しかしパンプキンヘッド改造の動機がグランディーナへの対抗心から生じたのだとしたら、彼女も罪なことをしたものだ。
「だから落ち着いて実験のできるところまでずっと我慢してきたんだわ。硝子の南瓜だってずっと大事に運んできたし、あの子もちょうど良く出かけたし、ここなら誰にも邪魔されないし、絶好の環境が整ったと思ってたのに」
突っ込む気力ももはやなく、アッシュとウォーレンが魔女の独白に気持ち半分で耳を傾けていると、急にデネブ言うところの失敗作、と言うか、予定外の灰色の南瓜人間が立ち上がり、3人が止める間もなく司令官室を飛び出していった。

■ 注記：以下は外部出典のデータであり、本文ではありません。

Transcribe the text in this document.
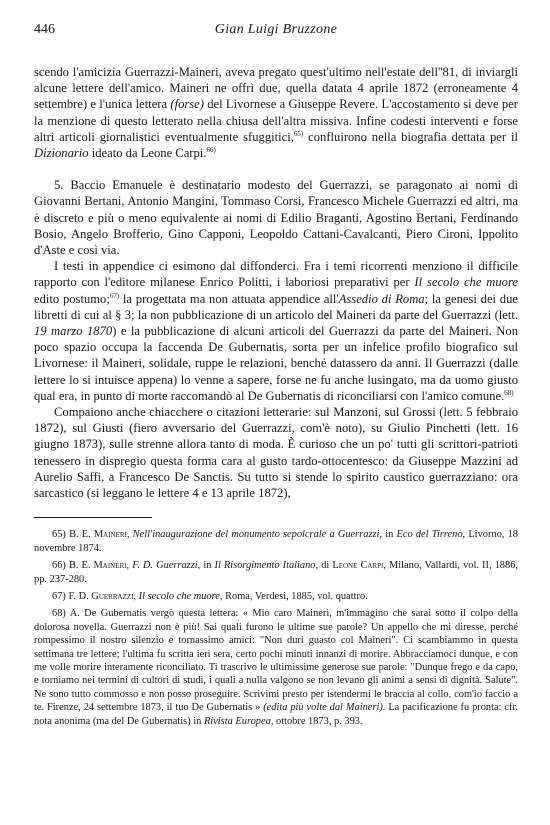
446	Gian Luigi Bruzzone

scendo l'amicizia Guerrazzi-Maineri, aveva pregato quest'ultimo nell'estate dell''81, di inviargli alcune lettere dell'amico. Maineri ne offrì due, quella datata 4 aprile 1872 (erroneamente 4 settembre) e l'unica lettera (forse) del Livornese a Giuseppe Revere. L'accostamento si deve per la menzione di questo letterato nella chiusa dell'altra missiva. Infine codesti interventi e forse altri articoli giornalistici eventualmente sfuggitici,$^{65)}$ confluirono nella biografia dettata per il Dizionario ideato da Leone Carpi.$^{66)}$

5. Baccio Emanuele è destinatario modesto del Guerrazzi, se paragonato ai nomi di Giovanni Bertani, Antonio Mangini, Tommaso Corsi, Francesco Michele Guerrazzi ed altri, ma è discreto e più o meno equivalente ai nomi di Edilio Braganti, Agostino Bertani, Ferdinando Bosio, Angelo Brofferio, Gino Capponi, Leopoldo Cattani-Cavalcanti, Piero Cironi, Ippolito d'Aste e così via.

I testi in appendice ci esimono dal diffonderci. Fra i temi ricorrenti menziono il difficile rapporto con l'editore milanese Enrico Politti, i laboriosi preparativi per Il secolo che muore edito postumo;$^{67)}$ la progettata ma non attuata appendice all'Assedio di Roma; la genesi dei due libretti di cui al § 3; la non pubblicazione di un articolo del Maineri da parte del Guerrazzi (lett. 19 marzo 1870) e la pubblicazione di alcuni articoli del Guerrazzi da parte del Maineri. Non poco spazio occupa la faccenda De Gubernatis, sorta per un infelice profilo biografico sul Livornese: il Maineri, solidale, ruppe le relazioni, benché datassero da anni. Il Guerrazzi (dalle lettere lo si intuisce appena) lo venne a sapere, forse ne fu anche lusingato, ma da uomo giusto qual era, in punto di morte raccomandò al De Gubernatis di riconciliarsi con l'amico comune.$^{68)}$

Compaiono anche chiacchere o citazioni letterarie: sul Manzoni, sul Grossi (lett. 5 febbraio 1872), sul Giusti (fiero avversario del Guerrazzi, com'è noto), su Giulio Pinchetti (lett. 16 giugno 1873), sulle strenne allora tanto di moda. È curioso che un po' tutti gli scrittori-patrioti tenessero in dispregio questa forma cara al gusto tardo-ottocentesco: da Giuseppe Mazzini ad Aurelio Saffi, a Francesco De Sanctis. Su tutto si stende lo spirito caustico guerrazziano: ora sarcastico (si leggano le lettere 4 e 13 aprile 1872),

65) B. E. Maineri, Nell'inaugurazione del monumento sepolcrale a Guerrazzi, in Eco del Tirreno, Livorno, 18 novembre 1874.

66) B. E. Maineri, F. D. Guerrazzi, in Il Risorgimento Italiano, di Leone Carpi, Milano, Vallardi, vol. II, 1886, pp. 237-280.

67) F. D. Guerrazzi, Il secolo che muore, Roma, Verdesi, 1885, vol. quattro.

68) A. De Gubernatis vergò questa lettera: « Mio caro Maineri, m'immagino che sarai sotto il colpo della dolorosa novella. Guerrazzi non è più! Sai quali furono le ultime sue parole? Un appello che mi diresse, perché rompessimo il nostro silenzio e tornassimo amici: "Non duri guasto col Maineri". Ci scambiammo in questa settimana tre lettere; l'ultima fu scritta ieri sera, certo pochi minuti innanzi di morire. Abbracciamoci dunque, e con me volle morire interamente riconciliato. Ti trascrivo le ultimissime generose sue parole: "Dunque frego e da capo, e torniamo nei termini di cultori di studi, i quali a nulla valgono se non levano gli animi a sensi di dignità. Salute". Ne sono tutto commosso e non posso proseguire. Scrivimi presto per istendermi le braccia al collo, com'io faccio a te. Firenze, 24 settembre 1873, il tuo De Gubernatis » (edita più volte dal Maineri). La pacificazione fu pronta: cfr. nota anonima (ma del De Gubernatis) in Rivista Europea, ottobre 1873, p. 393.
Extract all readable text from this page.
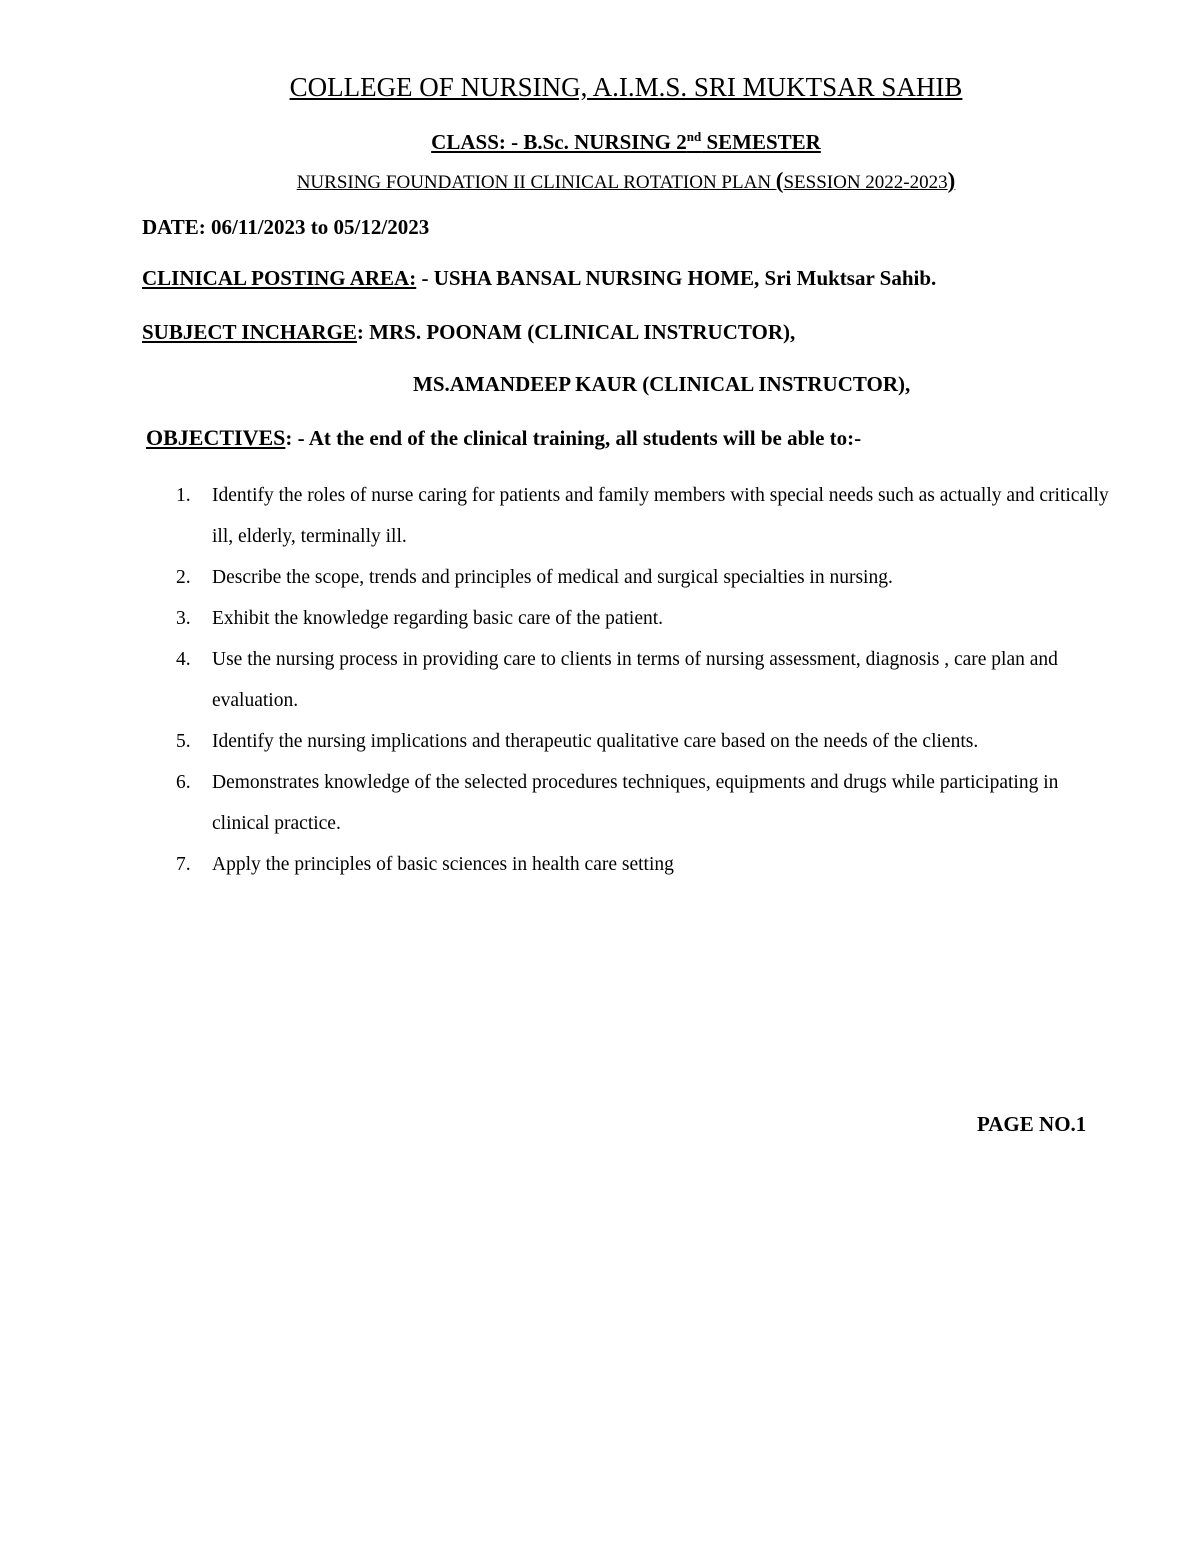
COLLEGE OF NURSING, A.I.M.S. SRI MUKTSAR SAHIB
CLASS: - B.Sc. NURSING 2nd SEMESTER
NURSING FOUNDATION II CLINICAL ROTATION PLAN (SESSION 2022-2023)
DATE: 06/11/2023 to 05/12/2023
CLINICAL POSTING AREA: - USHA BANSAL NURSING HOME, Sri Muktsar Sahib.
SUBJECT INCHARGE: MRS. POONAM (CLINICAL INSTRUCTOR),
MS.AMANDEEP KAUR (CLINICAL INSTRUCTOR),
OBJECTIVES: - At the end of the clinical training, all students will be able to:-
1. Identify the roles of nurse caring for patients and family members with special needs such as actually and critically ill, elderly, terminally ill.
2. Describe the scope, trends and principles of medical and surgical specialties in nursing.
3. Exhibit the knowledge regarding basic care of the patient.
4. Use the nursing process in providing care to clients in terms of nursing assessment, diagnosis , care plan and evaluation.
5. Identify the nursing implications and therapeutic qualitative care based on the needs of the clients.
6. Demonstrates knowledge of the selected procedures techniques, equipments and drugs while participating in clinical practice.
7. Apply the principles of basic sciences in health care setting
PAGE NO.1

「ああっ! 待ちなさいっ、エパポスッ!! いい子にしてないと南瓜料理にしちゃうわよっ!」
後を追って飛び出したデネブを、残る3人のパンプキンヘッドも追いかけていった。
残されたアッシュとウォーレンはしばし顔を見合わせ、どちらからともなく、つい、ため息が漏れた。
「これ以上、デネブに関わることもあるまい。我々の義務は果たしたのではないか?」
「そのようですね。ですが、デネブは聞き捨てならないことを言っていませんでしたか? 南瓜料理にしてしまうとか何とか」
語尾を濁したウォーレンに、アッシュにしては珍しく手を強く振った。
「そんなことは考えさせないでくれ。これ以上、南瓜については考えたくもないし、わしはしばらく南瓜料理もご免被る」
ウォーレンだって彼に同意したいのが本音だ。だが魔法に携わる者として、デネブと南瓜人間たちについて知りたいと思ってしまうのもまた事実なのであった。

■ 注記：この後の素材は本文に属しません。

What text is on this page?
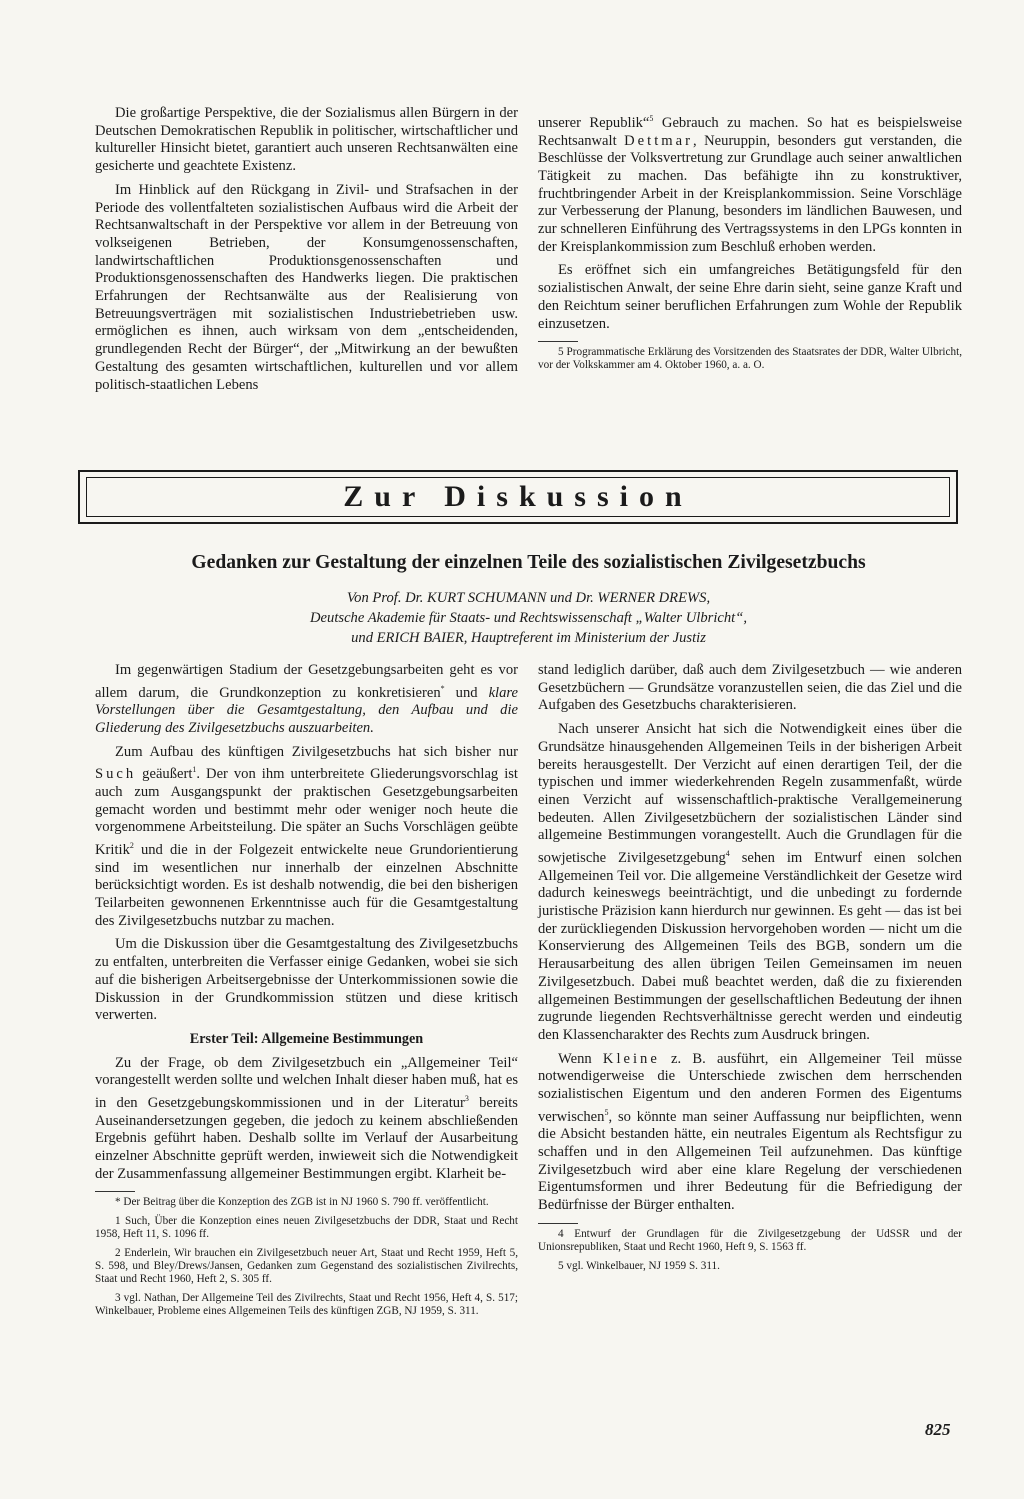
Die großartige Perspektive, die der Sozialismus allen Bürgern in der Deutschen Demokratischen Republik in politischer, wirtschaftlicher und kultureller Hinsicht bietet, garantiert auch unseren Rechtsanwälten eine gesicherte und geachtete Existenz.

Im Hinblick auf den Rückgang in Zivil- und Strafsachen in der Periode des vollentfalteten sozialistischen Aufbaus wird die Arbeit der Rechtsanwaltschaft in der Perspektive vor allem in der Betreuung von volkseigenen Betrieben, der Konsumgenossenschaften, landwirtschaftlichen Produktionsgenossenschaften und Produktionsgenossenschaften des Handwerks liegen. Die praktischen Erfahrungen der Rechtsanwälte aus der Realisierung von Betreuungsverträgen mit sozialistischen Industriebetrieben usw. ermöglichen es ihnen, auch wirksam von dem „entscheidenden, grundlegenden Recht der Bürger“, der „Mitwirkung an der bewußten Gestaltung des gesamten wirtschaftlichen, kulturellen und vor allem politisch-staatlichen Lebens

unserer Republik“$^5$ Gebrauch zu machen. So hat es beispielsweise Rechtsanwalt Dettmar, Neuruppin, besonders gut verstanden, die Beschlüsse der Volksvertretung zur Grundlage auch seiner anwaltlichen Tätigkeit zu machen. Das befähigte ihn zu konstruktiver, fruchtbringender Arbeit in der Kreisplankommission. Seine Vorschläge zur Verbesserung der Planung, besonders im ländlichen Bauwesen, und zur schnelleren Einführung des Vertragssystems in den LPGs konnten in der Kreisplankommission zum Beschluß erhoben werden.

Es eröffnet sich ein umfangreiches Betätigungsfeld für den sozialistischen Anwalt, der seine Ehre darin sieht, seine ganze Kraft und den Reichtum seiner beruflichen Erfahrungen zum Wohle der Republik einzusetzen.

5 Programmatische Erklärung des Vorsitzenden des Staatsrates der DDR, Walter Ulbricht, vor der Volkskammer am 4. Oktober 1960, a. a. O.

Zur Diskussion
Gedanken zur Gestaltung der einzelnen Teile des sozialistischen Zivilgesetzbuchs
Von Prof. Dr. KURT SCHUMANN und Dr. WERNER DREWS,
Deutsche Akademie für Staats- und Rechtswissenschaft „Walter Ulbricht“,
und ERICH BAIER, Hauptreferent im Ministerium der Justiz

Im gegenwärtigen Stadium der Gesetzgebungsarbeiten geht es vor allem darum, die Grundkonzeption zu konkretisieren* und klare Vorstellungen über die Gesamtgestaltung, den Aufbau und die Gliederung des Zivilgesetzbuchs auszuarbeiten.

Zum Aufbau des künftigen Zivilgesetzbuchs hat sich bisher nur Such geäußert$^1$. Der von ihm unterbreitete Gliederungsvorschlag ist auch zum Ausgangspunkt der praktischen Gesetzgebungsarbeiten gemacht worden und bestimmt mehr oder weniger noch heute die vorgenommene Arbeitsteilung. Die später an Suchs Vorschlägen geübte Kritik$^2$ und die in der Folgezeit entwickelte neue Grundorientierung sind im wesentlichen nur innerhalb der einzelnen Abschnitte berücksichtigt worden. Es ist deshalb notwendig, die bei den bisherigen Teilarbeiten gewonnenen Erkenntnisse auch für die Gesamtgestaltung des Zivilgesetzbuchs nutzbar zu machen.

Um die Diskussion über die Gesamtgestaltung des Zivilgesetzbuchs zu entfalten, unterbreiten die Verfasser einige Gedanken, wobei sie sich auf die bisherigen Arbeitsergebnisse der Unterkommissionen sowie die Diskussion in der Grundkommission stützen und diese kritisch verwerten.

Erster Teil: Allgemeine Bestimmungen

Zu der Frage, ob dem Zivilgesetzbuch ein „Allgemeiner Teil“ vorangestellt werden sollte und welchen Inhalt dieser haben muß, hat es in den Gesetzgebungskommissionen und in der Literatur$^3$ bereits Auseinandersetzungen gegeben, die jedoch zu keinem abschließenden Ergebnis geführt haben. Deshalb sollte im Verlauf der Ausarbeitung einzelner Abschnitte geprüft werden, inwieweit sich die Notwendigkeit der Zusammenfassung allgemeiner Bestimmungen ergibt. Klarheit be-

* Der Beitrag über die Konzeption des ZGB ist in NJ 1960 S. 790 ff. veröffentlicht.

1 Such, Über die Konzeption eines neuen Zivilgesetzbuchs der DDR, Staat und Recht 1958, Heft 11, S. 1096 ff.

2 Enderlein, Wir brauchen ein Zivilgesetzbuch neuer Art, Staat und Recht 1959, Heft 5, S. 598, und Bley/Drews/Jansen, Gedanken zum Gegenstand des sozialistischen Zivilrechts, Staat und Recht 1960, Heft 2, S. 305 ff.

3 vgl. Nathan, Der Allgemeine Teil des Zivilrechts, Staat und Recht 1956, Heft 4, S. 517; Winkelbauer, Probleme eines Allgemeinen Teils des künftigen ZGB, NJ 1959, S. 311.

stand lediglich darüber, daß auch dem Zivilgesetzbuch — wie anderen Gesetzbüchern — Grundsätze voranzustellen seien, die das Ziel und die Aufgaben des Gesetzbuchs charakterisieren.

Nach unserer Ansicht hat sich die Notwendigkeit eines über die Grundsätze hinausgehenden Allgemeinen Teils in der bisherigen Arbeit bereits herausgestellt. Der Verzicht auf einen derartigen Teil, der die typischen und immer wiederkehrenden Regeln zusammenfaßt, würde einen Verzicht auf wissenschaftlich-praktische Verallgemeinerung bedeuten. Allen Zivilgesetzbüchern der sozialistischen Länder sind allgemeine Bestimmungen vorangestellt. Auch die Grundlagen für die sowjetische Zivilgesetzgebung$^4$ sehen im Entwurf einen solchen Allgemeinen Teil vor. Die allgemeine Verständlichkeit der Gesetze wird dadurch keineswegs beeinträchtigt, und die unbedingt zu fordernde juristische Präzision kann hierdurch nur gewinnen. Es geht — das ist bei der zurückliegenden Diskussion hervorgehoben worden — nicht um die Konservierung des Allgemeinen Teils des BGB, sondern um die Herausarbeitung des allen übrigen Teilen Gemeinsamen im neuen Zivilgesetzbuch. Dabei muß beachtet werden, daß die zu fixierenden allgemeinen Bestimmungen der gesellschaftlichen Bedeutung der ihnen zugrunde liegenden Rechtsverhältnisse gerecht werden und eindeutig den Klassencharakter des Rechts zum Ausdruck bringen.

Wenn Kleine z. B. ausführt, ein Allgemeiner Teil müsse notwendigerweise die Unterschiede zwischen dem herrschenden sozialistischen Eigentum und den anderen Formen des Eigentums verwischen$^5$, so könnte man seiner Auffassung nur beipflichten, wenn die Absicht bestanden hätte, ein neutrales Eigentum als Rechtsfigur zu schaffen und in den Allgemeinen Teil aufzunehmen. Das künftige Zivilgesetzbuch wird aber eine klare Regelung der verschiedenen Eigentumsformen und ihrer Bedeutung für die Befriedigung der Bedürfnisse der Bürger enthalten.

4 Entwurf der Grundlagen für die Zivilgesetzgebung der UdSSR und der Unionsrepubliken, Staat und Recht 1960, Heft 9, S. 1563 ff.

5 vgl. Winkelbauer, NJ 1959 S. 311.

825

その後、アッシュもウォーレンも事実のみを伝えたのだが、デネブがパンプキンヘッドの改造に失敗したという話はアラムートの城塞中を飛び交った。大方の者は日頃好き放題している魔女の失態に苦笑し、溜飲の下がる思いをしたが、そう思った者も思わなかった者も、失敗作の南瓜が食卓に乗る日が来ませんように、と願ってやまなかった。

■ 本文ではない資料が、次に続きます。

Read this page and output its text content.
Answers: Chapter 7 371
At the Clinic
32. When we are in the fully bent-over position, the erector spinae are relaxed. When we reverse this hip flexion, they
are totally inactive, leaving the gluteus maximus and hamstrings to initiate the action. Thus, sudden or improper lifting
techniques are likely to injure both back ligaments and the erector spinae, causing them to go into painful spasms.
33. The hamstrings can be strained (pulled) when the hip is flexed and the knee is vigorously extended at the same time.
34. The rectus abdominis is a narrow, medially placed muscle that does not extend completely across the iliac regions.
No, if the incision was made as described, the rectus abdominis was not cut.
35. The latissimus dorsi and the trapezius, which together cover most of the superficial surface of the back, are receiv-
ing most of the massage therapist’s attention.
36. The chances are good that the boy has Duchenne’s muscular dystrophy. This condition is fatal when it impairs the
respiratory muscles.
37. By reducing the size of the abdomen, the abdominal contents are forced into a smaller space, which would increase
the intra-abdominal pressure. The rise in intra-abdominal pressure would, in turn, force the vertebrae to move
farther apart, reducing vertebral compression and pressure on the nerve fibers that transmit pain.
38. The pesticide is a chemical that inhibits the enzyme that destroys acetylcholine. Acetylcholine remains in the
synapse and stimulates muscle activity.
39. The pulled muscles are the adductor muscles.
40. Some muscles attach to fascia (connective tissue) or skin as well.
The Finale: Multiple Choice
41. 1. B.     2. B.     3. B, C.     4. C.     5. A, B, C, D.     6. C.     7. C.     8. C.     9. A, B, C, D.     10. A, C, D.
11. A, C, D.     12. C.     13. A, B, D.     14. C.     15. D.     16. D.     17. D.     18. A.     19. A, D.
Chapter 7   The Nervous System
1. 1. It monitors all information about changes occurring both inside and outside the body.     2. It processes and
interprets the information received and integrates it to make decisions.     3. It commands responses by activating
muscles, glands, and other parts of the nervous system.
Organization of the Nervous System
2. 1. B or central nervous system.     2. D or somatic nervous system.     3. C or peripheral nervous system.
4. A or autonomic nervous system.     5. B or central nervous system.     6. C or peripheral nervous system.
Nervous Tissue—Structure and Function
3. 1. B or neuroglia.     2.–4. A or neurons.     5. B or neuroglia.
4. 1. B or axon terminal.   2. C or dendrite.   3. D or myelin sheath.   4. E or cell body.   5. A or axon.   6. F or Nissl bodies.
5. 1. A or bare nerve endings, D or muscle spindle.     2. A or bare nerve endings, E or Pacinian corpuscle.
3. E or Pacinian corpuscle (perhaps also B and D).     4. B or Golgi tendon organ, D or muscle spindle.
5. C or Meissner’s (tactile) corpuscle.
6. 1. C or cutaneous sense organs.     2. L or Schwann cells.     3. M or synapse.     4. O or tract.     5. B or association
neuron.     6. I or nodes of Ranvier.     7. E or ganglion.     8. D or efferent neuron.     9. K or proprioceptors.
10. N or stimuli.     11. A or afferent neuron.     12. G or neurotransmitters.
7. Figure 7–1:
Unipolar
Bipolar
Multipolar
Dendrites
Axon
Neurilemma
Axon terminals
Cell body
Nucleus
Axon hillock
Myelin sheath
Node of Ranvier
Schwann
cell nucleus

だが、それ以外の点については、色味の変わった1人も加えて、4人のパンプキンヘッドたちは相変わらず女性陣のいいおもちゃだったし、司令官室に再度立てこもったデネブは相変わらず怪しげな実験を続けていたが、二度と悲鳴の聞かれるような事態は起こさなかった。
間もなく天宮シャングリラから戻った本隊の持ち帰った話が、皆にデネブの失敗を忘れさせるのに十分なほど衝撃的だったせいもあっただろう。
だが悲劇は忘れたころに起こるものだ。
その時に皆はデネブのしでかしたことの大きさに気づくだろう、それがもはや遅いと知りながら。